You use your paid leave of whatever sort. You have kids, you don't get to leave them home alone when they are sick so you can save up enough leave so you can go on a Caribbean vacation next summer. Kids have the highest priority and they get your leave time before any other use of it.
You split sick days with the child's other parent. That reduces your days off work.
If you are lucky, your partner works and you are a stay at home mom (or the other way around, you work and the kids have a stay at home dad.) Having a parent at home full time is the ideal situation and unless you have a huge salary, it often makes financial sense.
^^This. Like most other aspects of life, your priorities change when you have kids. My first few years back at work, probably every hour of PTO was used for kid-related issues. The big ones can be prepared for (school vacations, the gap weeks between school and summer camp), but rest you just deal with as it happens.

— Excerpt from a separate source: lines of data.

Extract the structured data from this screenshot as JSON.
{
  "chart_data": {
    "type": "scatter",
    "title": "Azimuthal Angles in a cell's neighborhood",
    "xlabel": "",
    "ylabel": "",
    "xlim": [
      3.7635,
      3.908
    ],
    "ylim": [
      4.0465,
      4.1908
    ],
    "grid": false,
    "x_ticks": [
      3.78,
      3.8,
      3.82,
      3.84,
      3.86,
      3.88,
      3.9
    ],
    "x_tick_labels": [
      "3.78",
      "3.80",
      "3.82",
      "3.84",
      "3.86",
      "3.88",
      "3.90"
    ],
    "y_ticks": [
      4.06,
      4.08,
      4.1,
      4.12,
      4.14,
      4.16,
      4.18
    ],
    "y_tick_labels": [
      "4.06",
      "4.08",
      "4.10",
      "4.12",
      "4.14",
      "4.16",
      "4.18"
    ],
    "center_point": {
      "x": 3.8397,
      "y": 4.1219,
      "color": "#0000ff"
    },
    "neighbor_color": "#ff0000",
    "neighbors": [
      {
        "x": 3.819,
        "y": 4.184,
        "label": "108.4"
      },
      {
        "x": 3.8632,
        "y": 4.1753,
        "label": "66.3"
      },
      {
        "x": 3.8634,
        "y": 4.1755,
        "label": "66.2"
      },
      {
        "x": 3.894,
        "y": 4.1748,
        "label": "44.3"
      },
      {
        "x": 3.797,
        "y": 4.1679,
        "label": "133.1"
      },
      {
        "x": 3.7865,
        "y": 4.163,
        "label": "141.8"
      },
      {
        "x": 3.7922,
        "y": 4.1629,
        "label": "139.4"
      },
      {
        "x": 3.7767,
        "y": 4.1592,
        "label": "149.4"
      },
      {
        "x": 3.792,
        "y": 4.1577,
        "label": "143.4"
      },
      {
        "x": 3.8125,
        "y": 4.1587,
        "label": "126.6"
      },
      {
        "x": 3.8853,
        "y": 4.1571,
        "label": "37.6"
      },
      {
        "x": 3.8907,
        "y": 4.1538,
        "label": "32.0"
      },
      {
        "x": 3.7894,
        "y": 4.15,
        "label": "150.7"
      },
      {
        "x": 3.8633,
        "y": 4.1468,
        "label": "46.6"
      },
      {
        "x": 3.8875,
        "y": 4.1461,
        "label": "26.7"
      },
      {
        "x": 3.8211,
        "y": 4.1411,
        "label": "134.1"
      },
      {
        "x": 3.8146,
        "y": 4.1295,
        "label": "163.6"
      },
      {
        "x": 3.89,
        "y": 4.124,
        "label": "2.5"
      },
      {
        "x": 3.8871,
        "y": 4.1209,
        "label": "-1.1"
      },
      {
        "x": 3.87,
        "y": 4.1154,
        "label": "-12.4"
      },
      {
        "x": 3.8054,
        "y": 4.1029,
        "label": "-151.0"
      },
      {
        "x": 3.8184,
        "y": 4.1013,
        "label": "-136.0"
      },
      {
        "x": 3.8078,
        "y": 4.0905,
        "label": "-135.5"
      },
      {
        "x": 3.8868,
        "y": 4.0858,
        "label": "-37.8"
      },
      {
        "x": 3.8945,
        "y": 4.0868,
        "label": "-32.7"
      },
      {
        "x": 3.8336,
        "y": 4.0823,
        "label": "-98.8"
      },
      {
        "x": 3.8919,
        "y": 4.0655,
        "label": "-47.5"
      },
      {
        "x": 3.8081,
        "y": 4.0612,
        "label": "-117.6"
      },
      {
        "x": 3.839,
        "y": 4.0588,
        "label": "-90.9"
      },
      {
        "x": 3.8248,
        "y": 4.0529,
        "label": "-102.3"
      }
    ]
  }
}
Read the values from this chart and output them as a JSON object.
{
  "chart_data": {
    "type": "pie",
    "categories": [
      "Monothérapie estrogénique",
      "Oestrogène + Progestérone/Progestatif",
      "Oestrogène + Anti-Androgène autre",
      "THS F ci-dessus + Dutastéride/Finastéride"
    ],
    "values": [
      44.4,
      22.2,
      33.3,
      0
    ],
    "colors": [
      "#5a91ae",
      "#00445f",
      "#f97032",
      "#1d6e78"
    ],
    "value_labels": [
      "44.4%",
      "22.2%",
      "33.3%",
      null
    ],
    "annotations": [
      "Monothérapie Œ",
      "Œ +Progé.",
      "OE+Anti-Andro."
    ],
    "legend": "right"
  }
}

Its good to answer this with your significant other BEFORE you have kids. After my divorce, I started working full time as a teacher. My ex refused to stay home with our kids when they were sick. He claimed he couldn't. He was the CEO of his company, of course he could work from home if needed, he just didn't want to because he was a jerk.
When I worked full time and my kids were in school i always used every scrap of sick leave/personal leave/annual leave available to me, right down to the last minute. One year I missed three weeks because one daughter had the flu for a week, then the next got it for a week, then I had it for a week.
Oldest got mono in middle school and stayed home alone because all she was doing was sleeping and didn't need me for anything.